Berkeley Multimedia and Graphics Seminar
(Wednesday October 16, 1996 12:30-2:00 PDT 405 Soda Hall)

"Kansas: a flexible, 2D virtual reality with audio and
video links for realtime distance learning"

Randall B. Smith
Sun Microsystems Laboratories

The Kansas system is so named because it is a large, flat space with multiple people in it. Each user sees a rectangular patch of the Kansas surface, and can slide their viewport across the plain, encountering animated simulations, audio source objects, or video windows. Users can move across the surface to overlap with one another for realtime collaboration, or move apart to work in isolation. Some of the video windows are images from participants' workstation cameras, so Kansas can support video-conferencing style interaction as well as realtime collaborative tasks.

Kansas is built out of the Self language, so the world can be reprogrammed as it is running.
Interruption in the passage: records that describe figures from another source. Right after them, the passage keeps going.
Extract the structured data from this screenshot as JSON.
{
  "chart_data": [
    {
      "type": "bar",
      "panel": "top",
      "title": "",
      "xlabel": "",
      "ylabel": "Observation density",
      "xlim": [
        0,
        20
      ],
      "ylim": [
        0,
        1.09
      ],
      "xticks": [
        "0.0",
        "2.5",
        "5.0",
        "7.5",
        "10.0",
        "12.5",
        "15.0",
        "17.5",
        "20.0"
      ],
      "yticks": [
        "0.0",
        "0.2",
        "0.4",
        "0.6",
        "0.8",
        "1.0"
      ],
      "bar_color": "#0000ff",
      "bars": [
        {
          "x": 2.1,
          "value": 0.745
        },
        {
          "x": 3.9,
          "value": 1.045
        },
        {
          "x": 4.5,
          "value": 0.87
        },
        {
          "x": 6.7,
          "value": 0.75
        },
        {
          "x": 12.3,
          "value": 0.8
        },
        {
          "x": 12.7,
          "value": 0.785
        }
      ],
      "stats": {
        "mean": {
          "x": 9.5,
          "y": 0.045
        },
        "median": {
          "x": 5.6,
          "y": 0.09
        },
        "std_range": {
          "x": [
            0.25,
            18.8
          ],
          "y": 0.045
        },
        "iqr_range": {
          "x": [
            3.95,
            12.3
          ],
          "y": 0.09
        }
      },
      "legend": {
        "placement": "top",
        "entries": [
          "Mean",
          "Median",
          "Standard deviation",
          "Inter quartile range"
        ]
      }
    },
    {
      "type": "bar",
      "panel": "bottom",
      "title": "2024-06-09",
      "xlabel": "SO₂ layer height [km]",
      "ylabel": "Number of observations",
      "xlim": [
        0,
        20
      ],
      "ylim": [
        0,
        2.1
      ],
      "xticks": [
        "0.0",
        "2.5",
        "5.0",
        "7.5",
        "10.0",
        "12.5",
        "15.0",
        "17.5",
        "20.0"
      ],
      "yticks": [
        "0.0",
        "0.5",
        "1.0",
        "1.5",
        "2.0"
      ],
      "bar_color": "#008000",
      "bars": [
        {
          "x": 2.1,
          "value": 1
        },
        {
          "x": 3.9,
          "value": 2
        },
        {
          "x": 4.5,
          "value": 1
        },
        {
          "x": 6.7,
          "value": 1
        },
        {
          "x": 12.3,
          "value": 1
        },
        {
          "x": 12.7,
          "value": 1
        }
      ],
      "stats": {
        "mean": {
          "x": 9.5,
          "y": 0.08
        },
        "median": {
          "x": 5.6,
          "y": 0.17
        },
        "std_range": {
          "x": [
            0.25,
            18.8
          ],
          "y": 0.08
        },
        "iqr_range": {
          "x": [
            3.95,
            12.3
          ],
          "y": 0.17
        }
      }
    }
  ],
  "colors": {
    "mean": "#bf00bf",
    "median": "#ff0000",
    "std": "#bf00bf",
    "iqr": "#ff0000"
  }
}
Everything in Self is an object, from the manipulable entities on the screen to integers. This has proven useful: a simulation can be modified or extended in one part of Kansas while users continue to work elsewhere.

Kansas is being used to test two pedagogical paradigms. In one paradigm, called DTVI (for Distributed Tutored Video Instruction), a small team of students study a videotape of a conventional lecture. I will report on a DTVI study underway at Cal Poly, San Luis Obispo. A second paradigm holds that interactive simulations can facilitating transfer of understanding between experiential and symbolic domains in physics education. In this paradigm, elements of physics labs and elements from word problems are combined in mutli-user, interactive simulations. A small pilot was conducted with high school physics students in East San Jose and myself in Mountain View. This pilot also served to test the internet's ability to support remote realtime collaboration between industrial and public school sites.